I open my eyes and Kendall looks like murder. Noah and the brunette look uncertain. Javi takes a swig of his PBR and leans across the table, murmuring something to Kendall. She shrugs and he pushes himself out of the booth and makes his way over to me. My pulse quickens. I know your name, I think. I know your name and you have no idea who I am. He’s taller than I thought he would be. He looks nervous. I reach my hand out to him and he swallows visibly before taking it. His palm is sweaty. I lead him farther out onto the floor and guide his hands to my hips and somehow they find the softest parts of me, parts I didn’t realize were there to find. I bring my hand to the nape of his neck, the tips of my fingers teasing the edge of his hair and wonder over the sensation because I’ve never touched anyone like this before. He smells sweaty, but it’s nice, and when I meet his eyes, he’s looking at me like he’s thinking this is unreal, this is right out of a movie he made but never dreamed of starring in—except he did because who doesn’t want to be the boy mysterious girls are made for?

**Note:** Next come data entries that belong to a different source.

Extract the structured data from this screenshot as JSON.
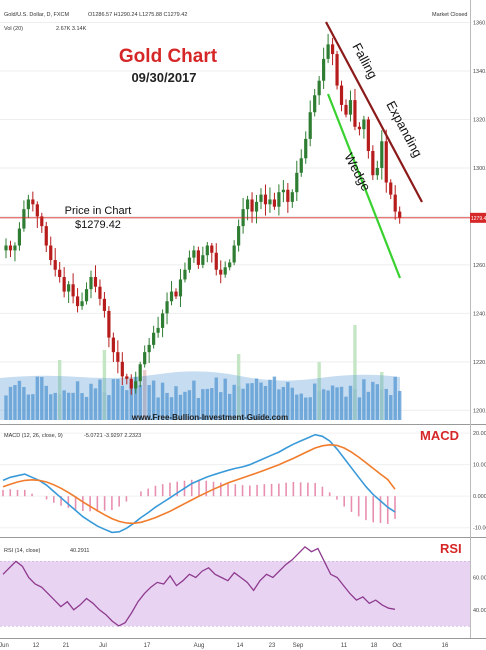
{
  "header": {
    "symbol": "Gold/U.S. Dollar, D, FXCM",
    "ohlc": "O1286.57 H1290.24 L1275.88 C1279.42",
    "volume": "Vol (20)",
    "vol_values": "2.67K  3.14K",
    "logo": "Market Closed"
  },
  "overlay": {
    "title": "Gold Chart",
    "date": "09/30/2017",
    "price_label": "Price in Chart",
    "price_value": "$1279.42",
    "pattern_top": "Falling",
    "pattern_mid": "Expanding",
    "pattern_bottom": "Wedge",
    "website": "www.Free-Bullion-Investment-Guide.com"
  },
  "macd_header": {
    "label": "MACD (12, 26, close, 9)",
    "values": "-5.0721  -3.9297  2.2323"
  },
  "rsi_header": {
    "label": "RSI (14, close)",
    "value": "40.2911"
  },
  "panel_labels": {
    "macd": "MACD",
    "rsi": "RSI"
  },
  "colors": {
    "up": "#2e7d32",
    "down": "#b71c1c",
    "volume": "#5b9bd5",
    "macd_line": "#3a9ad9",
    "signal_line": "#f07c2c",
    "histogram": "#e88fb0",
    "rsi_line": "#8e3a8e",
    "rsi_band": "#e8d4f2",
    "upper_wedge": "#8b1a1a",
    "lower_wedge": "#39d12f",
    "price_line": "#d62728"
  },
  "chart_data": [
    {
      "type": "candlestick",
      "title": "Gold Chart",
      "subtitle": "09/30/2017",
      "y_ticks": [
        1200,
        1220,
        1240,
        1260,
        1280,
        1300,
        1320,
        1340,
        1360
      ],
      "ylim": [
        1196,
        1366
      ],
      "current_price": 1279.42,
      "x_ticks": [
        "Jun",
        "12",
        "21",
        "Jul",
        "17",
        "Aug",
        "14",
        "23",
        "Sep",
        "11",
        "18",
        "Oct",
        "16"
      ],
      "close": [
        1268,
        1266,
        1268,
        1275,
        1283,
        1287,
        1285,
        1280,
        1276,
        1268,
        1262,
        1258,
        1255,
        1249,
        1252,
        1247,
        1243,
        1245,
        1250,
        1255,
        1251,
        1246,
        1241,
        1230,
        1224,
        1220,
        1214,
        1213,
        1209,
        1212,
        1219,
        1224,
        1227,
        1232,
        1234,
        1240,
        1245,
        1249,
        1247,
        1254,
        1258,
        1263,
        1266,
        1260,
        1264,
        1268,
        1265,
        1258,
        1256,
        1259,
        1261,
        1268,
        1276,
        1283,
        1287,
        1282,
        1286,
        1289,
        1285,
        1287,
        1284,
        1290,
        1291,
        1286,
        1290,
        1298,
        1304,
        1312,
        1323,
        1330,
        1336,
        1345,
        1351,
        1347,
        1334,
        1326,
        1322,
        1328,
        1317,
        1316,
        1320,
        1307,
        1297,
        1300,
        1311,
        1294,
        1289,
        1282,
        1279.42
      ],
      "volume_ticks": []
    },
    {
      "type": "line",
      "title": "MACD (12, 26, close, 9)",
      "y_ticks": [
        -10,
        0,
        10,
        20
      ],
      "ylim": [
        -12,
        21
      ],
      "series": [
        {
          "name": "MACD",
          "values": [
            5,
            6,
            6.5,
            7,
            6,
            5,
            3.5,
            1.5,
            -0.5,
            -2.5,
            -4.5,
            -6.5,
            -8,
            -9.5,
            -10.5,
            -11.5,
            -11.3,
            -10.2,
            -8.6,
            -6.8,
            -5.2,
            -3.5,
            -2,
            -0.5,
            1,
            2.5,
            4,
            5,
            6,
            6.8,
            7.5,
            8.2,
            8.8,
            9.3,
            10,
            11,
            12,
            13,
            14,
            15.3,
            16.5,
            17.5,
            18.5,
            19.5,
            19,
            17.5,
            15,
            12,
            9,
            6,
            3,
            0.5,
            -1.5,
            -3.5,
            -5
          ]
        },
        {
          "name": "Signal",
          "values": [
            3,
            3.8,
            4.5,
            5,
            5.2,
            5,
            4.5,
            3.6,
            2.5,
            1.2,
            -0.3,
            -1.8,
            -3.2,
            -4.6,
            -5.9,
            -7.1,
            -8,
            -8.5,
            -8.6,
            -8.3,
            -7.6,
            -6.8,
            -5.8,
            -4.8,
            -3.6,
            -2.4,
            -1.2,
            0,
            1.1,
            2.2,
            3.2,
            4.2,
            5,
            5.8,
            6.6,
            7.4,
            8.2,
            9.1,
            10,
            11,
            12,
            13.1,
            14.2,
            15.3,
            16,
            16.3,
            16.1,
            15.3,
            14,
            12.4,
            10.6,
            8.8,
            7,
            5.3,
            2.2
          ]
        }
      ]
    },
    {
      "type": "line",
      "title": "RSI (14, close)",
      "y_ticks": [
        40,
        60
      ],
      "ylim": [
        25,
        82
      ],
      "band": [
        30,
        70
      ],
      "series": [
        {
          "name": "RSI",
          "values": [
            62,
            66,
            70,
            67,
            60,
            56,
            54,
            50,
            46,
            42,
            45,
            40,
            43,
            47,
            44,
            40,
            37,
            33,
            30,
            32,
            38,
            45,
            50,
            54,
            57,
            56,
            61,
            55,
            58,
            62,
            60,
            64,
            66,
            62,
            60,
            58,
            63,
            60,
            57,
            52,
            58,
            62,
            60,
            64,
            68,
            71,
            75,
            79,
            76,
            78,
            70,
            62,
            60,
            55,
            50,
            46,
            48,
            44,
            46,
            43,
            41,
            40.29
          ]
        }
      ]
    }
  ]
}
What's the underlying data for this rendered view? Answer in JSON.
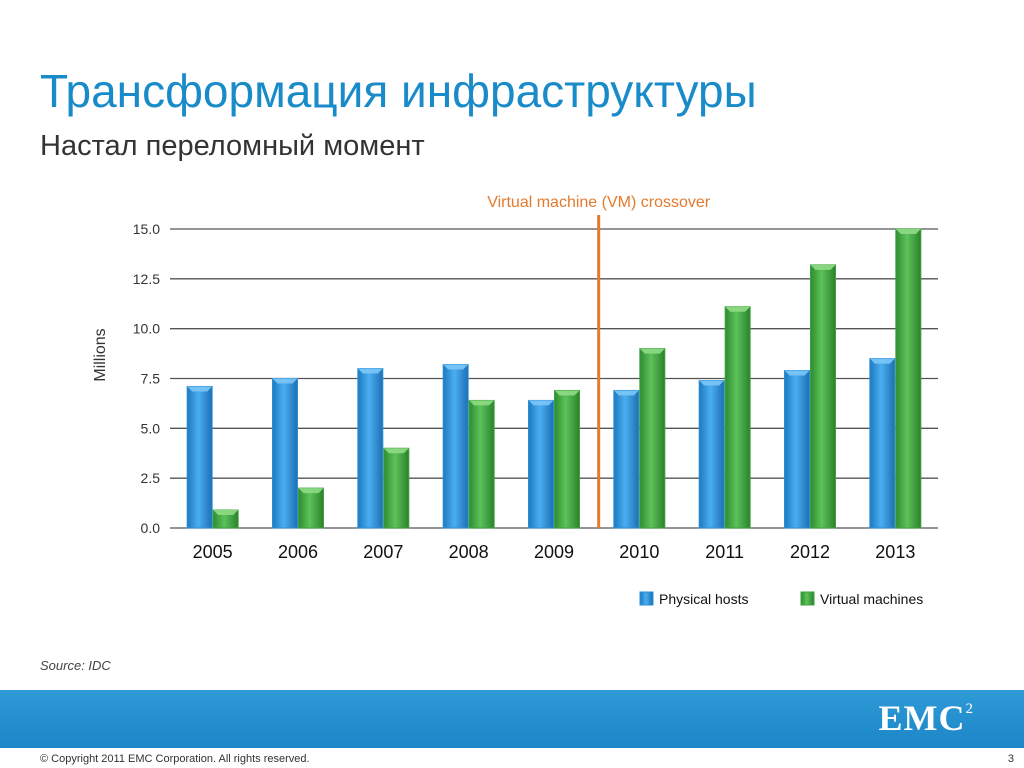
{
  "slide": {
    "title": "Трансформация инфраструктуры",
    "subtitle": "Настал переломный момент",
    "source": "Source: IDC",
    "logo_text": "EMC",
    "logo_superscript": "2",
    "copyright": "© Copyright 2011 EMC Corporation. All rights reserved.",
    "page_number": "3"
  },
  "colors": {
    "title": "#1a8bc9",
    "physical": "#2a8fd8",
    "virtual": "#3da13d",
    "crossover": "#e57a2e",
    "footer": "#2391cf"
  },
  "chart_data": {
    "type": "bar",
    "categories": [
      "2005",
      "2006",
      "2007",
      "2008",
      "2009",
      "2010",
      "2011",
      "2012",
      "2013"
    ],
    "series": [
      {
        "name": "Physical hosts",
        "values": [
          7.1,
          7.5,
          8.0,
          8.2,
          6.4,
          6.9,
          7.4,
          7.9,
          8.5
        ]
      },
      {
        "name": "Virtual machines",
        "values": [
          0.9,
          2.0,
          4.0,
          6.4,
          6.9,
          9.0,
          11.1,
          13.2,
          15.0
        ]
      }
    ],
    "ylabel": "Millions",
    "ylim": [
      0,
      15
    ],
    "yticks": [
      "0.0",
      "2.5",
      "5.0",
      "7.5",
      "10.0",
      "12.5",
      "15.0"
    ],
    "grid": true,
    "legend_position": "bottom-right",
    "annotation": {
      "label": "Virtual machine (VM) crossover",
      "between": [
        "2009",
        "2010"
      ]
    }
  }
}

Who doesn’t want a love story?

I wish this was a love story. A love story about lovers whose mouths meet like two puzzle pieces fitting perfectly into place, about the electric feeling of one person’s name on the other’s tongue because no one has ever spoken them out loud like that before. About people who spend the night together looking at the stars until entire constellations exist within them. Everyone is perfect in that indistinct way most characters are and every perfectly constructed scene in their fictional lives is somehow more real than anything you’ve known or lived. Love stories, romances, leave a person secure in the knowledge they’ll end Happily Ever After and who wouldn’t want a story like that? I wish this was a love story because I know how it goes in one like mine, where the only moments of reprieve are the spaces between its lines. But here’s the thing I tell myself to dull the sharp edges of everything that’s surely left to come: The worst has already happened.

The song ends.

“Hey,” Javi says, and his voice is deep, soothing.